• 17 de setembro de 2012
Os leitores do Correio foram apresentados ontem a Francinete Coutinho, 25 anos, uma nova contribuinte brasileira. O que lhe confere esse status não é o fato de tirar dinheiro do orçamento doméstico para sustentar as contas do Estado. Isso ela já fazia há muito tempo. Assim como os vizinhos, moradores da região de chácaras Santa Luzia, perto da Vila Estrutural, ela e o marido pagam em tributos aproximadamente metade da renda. O casal consegue R$ 400 coletando materiais recicláveis no lixão próximo.
A novidade é que recentemente Francinete descobriu que os impostos saem do seu bolso em todos o produtos que compra. Antes, ela pensava que só havia tributos nas contas de água e luz, que ela não paga, por não dispor do serviço de forma regularizada. A consciência de que ajuda a sustentar as contas públicas é o que faz dela uma contribuinte de fato. E esse avanço é algo que não pode ser dissociado da revolução por que passa o Brasil, com a ascensão social e econômica de tantos brasileiros.
Fala-se bastante da nova classe média, com o aparecimento de milhões de consumidores que passam a ter acesso a outro padrão de consumo, pagando prestação de casa, de carro e eletrodomésticos. E também buscando acesso ao ensino superior para si e para os filhos. São pessoas que tendem a se informar melhor, e a ter uma ideia mais clara de seus direitos e obrigações como cidadãos.
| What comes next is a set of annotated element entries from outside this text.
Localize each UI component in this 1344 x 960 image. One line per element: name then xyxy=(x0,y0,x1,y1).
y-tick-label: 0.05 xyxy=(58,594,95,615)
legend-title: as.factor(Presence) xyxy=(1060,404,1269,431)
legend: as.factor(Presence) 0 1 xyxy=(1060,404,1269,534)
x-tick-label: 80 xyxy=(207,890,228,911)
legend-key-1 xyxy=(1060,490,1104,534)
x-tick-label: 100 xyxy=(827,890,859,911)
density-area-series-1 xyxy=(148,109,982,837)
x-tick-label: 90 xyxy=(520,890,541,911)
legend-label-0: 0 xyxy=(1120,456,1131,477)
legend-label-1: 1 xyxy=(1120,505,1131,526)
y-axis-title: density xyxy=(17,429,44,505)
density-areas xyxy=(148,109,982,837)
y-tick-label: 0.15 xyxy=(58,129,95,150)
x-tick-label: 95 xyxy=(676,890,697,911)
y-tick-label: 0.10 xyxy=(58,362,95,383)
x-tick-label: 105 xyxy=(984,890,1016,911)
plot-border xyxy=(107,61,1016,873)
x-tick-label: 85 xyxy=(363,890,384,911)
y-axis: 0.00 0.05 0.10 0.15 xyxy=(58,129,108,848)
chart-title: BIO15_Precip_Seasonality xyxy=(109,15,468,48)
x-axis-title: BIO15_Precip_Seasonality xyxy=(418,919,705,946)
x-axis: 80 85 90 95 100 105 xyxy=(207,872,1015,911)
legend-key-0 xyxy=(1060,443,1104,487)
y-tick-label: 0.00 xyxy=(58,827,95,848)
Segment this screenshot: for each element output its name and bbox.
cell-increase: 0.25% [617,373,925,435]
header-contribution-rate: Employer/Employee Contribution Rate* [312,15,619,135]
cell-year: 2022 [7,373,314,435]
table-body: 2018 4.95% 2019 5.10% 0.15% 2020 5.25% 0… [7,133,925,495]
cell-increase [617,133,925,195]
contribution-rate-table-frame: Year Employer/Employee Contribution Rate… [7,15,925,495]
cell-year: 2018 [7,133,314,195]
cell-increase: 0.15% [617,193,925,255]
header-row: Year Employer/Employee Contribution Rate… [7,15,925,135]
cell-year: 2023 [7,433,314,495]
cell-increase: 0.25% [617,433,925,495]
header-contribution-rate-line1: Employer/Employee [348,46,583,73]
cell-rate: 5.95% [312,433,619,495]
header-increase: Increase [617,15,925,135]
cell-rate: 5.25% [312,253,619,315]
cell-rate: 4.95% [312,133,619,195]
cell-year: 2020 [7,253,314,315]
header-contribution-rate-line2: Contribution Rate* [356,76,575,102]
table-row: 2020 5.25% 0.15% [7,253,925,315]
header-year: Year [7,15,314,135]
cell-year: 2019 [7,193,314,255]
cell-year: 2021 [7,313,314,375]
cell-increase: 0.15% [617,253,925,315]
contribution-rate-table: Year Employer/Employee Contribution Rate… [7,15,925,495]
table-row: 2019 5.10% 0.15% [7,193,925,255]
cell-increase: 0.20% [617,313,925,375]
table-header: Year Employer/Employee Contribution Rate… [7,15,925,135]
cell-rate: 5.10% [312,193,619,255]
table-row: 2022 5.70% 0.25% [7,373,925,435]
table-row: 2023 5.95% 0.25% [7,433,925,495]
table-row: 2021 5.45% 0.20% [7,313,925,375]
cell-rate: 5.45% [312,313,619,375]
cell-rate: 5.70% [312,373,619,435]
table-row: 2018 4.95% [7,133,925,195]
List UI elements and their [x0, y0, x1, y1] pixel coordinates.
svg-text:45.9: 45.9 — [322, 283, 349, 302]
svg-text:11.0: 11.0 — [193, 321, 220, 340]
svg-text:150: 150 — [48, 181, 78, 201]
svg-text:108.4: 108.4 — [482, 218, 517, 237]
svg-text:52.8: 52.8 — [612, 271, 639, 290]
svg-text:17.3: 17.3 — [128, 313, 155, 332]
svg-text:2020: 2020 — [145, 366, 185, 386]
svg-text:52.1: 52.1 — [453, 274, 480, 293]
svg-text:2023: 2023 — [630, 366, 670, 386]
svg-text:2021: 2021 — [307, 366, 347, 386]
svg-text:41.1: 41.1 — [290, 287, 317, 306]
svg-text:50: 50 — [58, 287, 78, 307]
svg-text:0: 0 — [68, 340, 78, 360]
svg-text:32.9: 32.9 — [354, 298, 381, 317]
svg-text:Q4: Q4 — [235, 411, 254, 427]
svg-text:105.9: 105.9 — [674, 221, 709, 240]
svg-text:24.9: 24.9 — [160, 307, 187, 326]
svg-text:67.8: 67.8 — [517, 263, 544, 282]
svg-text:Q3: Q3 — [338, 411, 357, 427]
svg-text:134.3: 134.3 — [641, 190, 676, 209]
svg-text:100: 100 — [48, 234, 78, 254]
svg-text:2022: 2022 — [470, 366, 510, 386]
Avanço social e informação
A família de Francinete ainda está longe dos benefícios de consumo da nova classe média. Mas já participa de uma parte desse avanço, ao perceber que tudo o que faz o setor público sai de seu bolso e das outras pessoas que o sustentam. É uma mudança de paradigma.
Uma das mazelas do país é a ideia disseminada de que o dinheiro público tem origem indeterminada. Trata-se de um equívoco com profundas raízes históricas, fincadas nos tempos de colônia e de Império. O bem comum era um benefício da coroa, ou, para os mais pobres, mais especificamente do senhor das terras em que viviam — muitos historiadores argumentam que o Brasil viveu um sistema quase feudal. O provimento d serviços, em suma, quase um favor.
Desde que vivemos em uma república, as coisas certamente mudaram, mas a sociedade ainda não conquistou a completa compreensão do funcionamento do Estado. É algo típico, aliás, de nosso desenvolvimento de dois passos adiante e um para trás. Fernando Henrique Cardoso, nos tempos de sociólogo, notou que o acesso do povo ao poder eleitoral se deu antes dos benefícios econômicos. É fácil para qualquer um concluir o resultado a que isso leva: a troca do voto por pequenas vantagens imediatas de bem estar, em um ambiente de carências extremas.
O entendimento de que o Tesouro Nacional não é um butim a ser saqueado pelos oportunistas, mas sim o resultado do suor de todos nós, é essencial para a consolidação da democracia. Se isso não foi ainda plenamente alcançado, há sinais de que estamos no rumo certo.
Uma consequência da nova compreensão é perceber que não é bom negócio trocar o voto por coisas baratas e imediatas. Quem sabe que destina aos cofres públicos metade da renda, por menor que seja, tende notar que está sendo enganado quando lhe propõem um par de sapatos em troca do apoio a um candidato.
Uma etapa além é ver que os recursos são limitados. Assim, ao reivindicar aumento da oferta de determinado serviços públicos, será preciso se conformar com a eliminação de outro, para si ou para outras pessoas. Ou então, todos terão de contribuir mais. O conflito subentendido nesse processo não é um problema. Ao contrário: a disputa dos grupos por espaço, de forma legítima, faz parte do exercício da cidadania.
Distribuição
História um pouco mais complexa é ver que a carga tributária, beirando 40% no Brasil, atinge as pessoas de forma bastante desigual. Quem recebe até dois salários mínimos paga em média o dobro de impostos do que os que estão nos estratos superiores. Por uma razão simples: os pobres não conseguem poupar, gastam tudo o que recebem para satisfazer necessidades imediatas. E o consumo é mais taxado no Brasil do que a renda e a propriedade.
Os brasileiros estão se descobrindo contribuintes. Quando também perceberem o quanto a carga de impostos é injustamente distribuída, talvez estejamos finalmente perto de uma reforma tributária digna desse nome.
Consumidores de baixa renda estão percebendo que pagam impostos embutidos em todos os produtos. Quando também se derem conta do quanto essa carga é desproporcional entre diferentes segmentos sociais, talvez estejamos finalmente perto de uma reforma tributária digna desse nome.